Royal Gwent Hospital, Wales, UK.
Shoulder Elbow. 2018 Jan;10(1):4-14. doi: 10.1177/1758573217700839. Epub 2017 Apr 9.
Shoulder pain secondary to acromioclavicular joint pain is a common presentation in primary and secondary care but is often poorly managed as a result of uncertainty about optimal treatment strategies. Osteoarthritis is the commonest cause. Although acromioclavicular pain can be treated non-operatively and operatively, there appears to be no consensus on the best practice pathway of care for these patients, with variations in treatment being common place. The present study comprises a scoping review of the current published evidence for the management of isolated acromioclavicular pain (excluding acromioclavicular joint dislocation).

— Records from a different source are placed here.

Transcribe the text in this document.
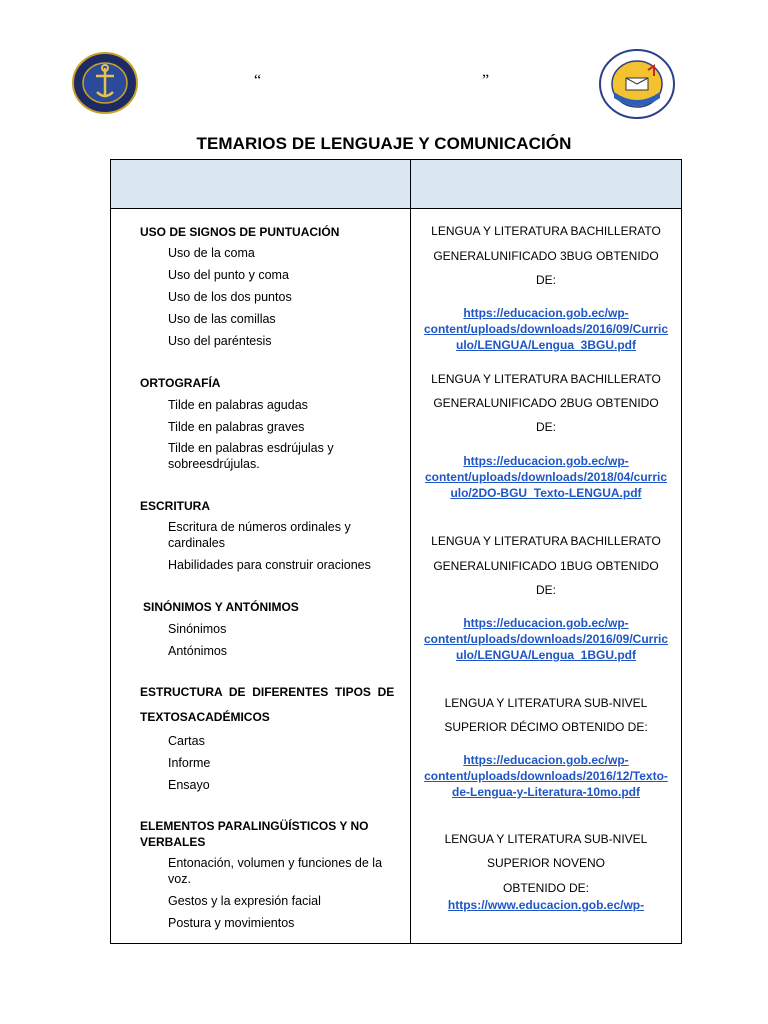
“	”
TEMARIOS DE LENGUAJE Y COMUNICACIÓN
USO DE SIGNOS DE PUNTUACIÓN
Uso de la coma
Uso del punto y coma
Uso de los dos puntos
Uso de las comillas
Uso del paréntesis
ORTOGRAFÍA
Tilde en palabras agudas
Tilde en palabras graves
Tilde en palabras esdrújulas y
sobreesdrújulas.
ESCRITURA
Escritura de números ordinales y
cardinales
Habilidades para construir oraciones
SINÓNIMOS Y ANTÓNIMOS
Sinónimos
Antónimos
ESTRUCTURA  DE  DIFERENTES  TIPOS  DE
TEXTOSACADÉMICOS
Cartas
Informe
Ensayo
ELEMENTOS PARALINGÜÍSTICOS Y NO
VERBALES
Entonación, volumen y funciones de la
voz.
Gestos y la expresión facial
Postura y movimientos
LENGUA Y LITERATURA BACHILLERATO
GENERALUNIFICADO 3BUG OBTENIDO
DE:
https://educacion.gob.ec/wp-
content/uploads/downloads/2016/09/Curric
ulo/LENGUA/Lengua_3BGU.pdf
LENGUA Y LITERATURA BACHILLERATO
GENERALUNIFICADO 2BUG OBTENIDO
DE:
https://educacion.gob.ec/wp-
content/uploads/downloads/2018/04/curric
ulo/2DO-BGU_Texto-LENGUA.pdf
LENGUA Y LITERATURA BACHILLERATO
GENERALUNIFICADO 1BUG OBTENIDO
DE:
https://educacion.gob.ec/wp-
content/uploads/downloads/2016/09/Curric
ulo/LENGUA/Lengua_1BGU.pdf
LENGUA Y LITERATURA SUB-NIVEL
SUPERIOR DÉCIMO OBTENIDO DE:
https://educacion.gob.ec/wp-
content/uploads/downloads/2016/12/Texto-
de-Lengua-y-Literatura-10mo.pdf
LENGUA Y LITERATURA SUB-NIVEL
SUPERIOR NOVENO
OBTENIDO DE:
https://www.educacion.gob.ec/wp-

A comprehensive search strategy was utilized in multiple medical databases to identify level 1 and 2 randomised controlled trials, nonrandomised controlled trials and systematic reviews for appraisal.
Four systematic reviews and two randomised controlled trials were identified. No direct studies have compared the benefits or risks of conservative versus surgical management in a controlled environment.
High-level studies on treatment modalities for acromioclavicular joint pain are limited. As such, there remains little evidence to support one intervention or treatment over another, making it difficult to develop any evidenced-based patient pathways of care for this condition.Level of evidence: 2A.
继发于肩锁关节疼痛的肩部疼痛在初级和二级医疗保健中很常见,但由于最佳治疗策略存在不确定性,其管理往往不佳。骨关节炎是最常见的原因。尽管肩锁关节疼痛可通过非手术和手术治疗,但对于这些患者的最佳护理实践路径似乎没有共识,治疗方法差异很大。本研究包括对当前已发表的关于孤立性肩锁关节疼痛(不包括肩锁关节脱位)管理证据的范围审查。
在多个医学数据库中采用综合检索策略,以识别用于评估的1级和2级随机对照试验、非随机对照试验和系统评价。
识别出四项系统评价和两项随机对照试验。没有直接研究在对照环境中比较保守治疗与手术治疗的益处或风险。
关于肩锁关节疼痛治疗方式的高水平研究有限。因此,几乎没有证据支持一种干预或治疗优于另一种,这使得难以制定基于证据的针对这种情况的患者护理路径。证据级别:2A。